I challenge you to think of a trend that is not in some way cyclical, or a cycle that does not contain trends. It's not as easy as you might think.
I in fact was uncomfortable calling periods of structural inflation trends as indeed I did because there is clear cyclicality - over the last 120 years at least, structurally high inflation has tended to follow periods when it is structurally low. It's just that these trends are around three times longer than business cycles and do not have their regularity; the order of periods of structural inflation since 1900 has been o+-+o+o (just right, high, low etc) which is some way from what one would expect from a repeating cycle i.e. o+o-o+o.

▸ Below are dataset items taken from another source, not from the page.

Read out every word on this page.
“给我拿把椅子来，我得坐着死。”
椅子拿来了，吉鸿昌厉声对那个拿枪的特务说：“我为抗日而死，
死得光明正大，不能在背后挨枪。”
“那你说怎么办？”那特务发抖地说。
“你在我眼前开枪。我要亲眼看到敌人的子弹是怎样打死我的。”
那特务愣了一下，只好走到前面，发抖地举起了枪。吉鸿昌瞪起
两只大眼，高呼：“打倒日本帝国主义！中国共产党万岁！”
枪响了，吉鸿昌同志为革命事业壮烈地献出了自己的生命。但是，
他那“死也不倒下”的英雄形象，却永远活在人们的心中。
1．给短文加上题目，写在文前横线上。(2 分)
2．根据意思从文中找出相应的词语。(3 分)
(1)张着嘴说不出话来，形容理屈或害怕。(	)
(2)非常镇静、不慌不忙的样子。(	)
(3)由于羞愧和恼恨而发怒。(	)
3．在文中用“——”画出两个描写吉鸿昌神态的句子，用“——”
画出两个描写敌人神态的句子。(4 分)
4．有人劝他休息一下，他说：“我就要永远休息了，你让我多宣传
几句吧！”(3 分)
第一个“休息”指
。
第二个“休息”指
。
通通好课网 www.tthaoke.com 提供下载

Technological advance among humans is perhaps one of the best examples of a trend but even that will end up where it started at some point, assuming we eventually go extinct which we will. In fact, the definition of a species is completely arbitrary - the old lumpers and splitters debate. If you think of yourself as a species of one, your species will go extinct fairly soon, as soon as in the next 150 years.
Even if clear differences are elusive, what unites cycles and trends is pattern. Without thinking of woolly jumpers, understand that pattern is anything that isn't random. Randomness means that two things have no influence or dependence on each other; pattern means they do. However, given that in the real world, gravity and other fundamental forces mean that any two things in the universe have an influence over each other, there is no such thing as pure randomness. Pure randomness exists only in the world of theoretical mathematics. Your thoughts and other neural processes also are non-random: one leads to another. If they didn't you wouldn't exist.
And, yes, a woolly jumper - unless I knitted it - is an example of pattern.
A well understood and documented pattern in a stock price is momentum. Simplistically, momentum means that if a stock's price went up yesterday, the probability of it going up today is more than 50%. If the probability is exactly 50%, this would be pure randomness - as in an unbiased coin. Furthermore, the momentum pattern in theory is an example of a trend - if tomorrow's price is always likely to be in same direction as today's, the price will continue in the same direction forever.
And yet this is not what happens. Eventually another pattern - mean reversion - kicks in, which sets off a momentum trend in the other direction. Back towards the mean, towards trend.
Hang on! If momentum is a trend, how can it take you back to trend? The fact is that in practice momentum is cyclical like breathing, not a trend. There comes a point - aka negative feedback - at which a stock price cannot rise or fall any farther, or you cannot breathe in or out any more, and things reverse. And even the underlying trend to which mean reversion followed by momentum take you back is not a trend but just some longer-term cycle.
The solution? Forget trends. Everything is cyclical.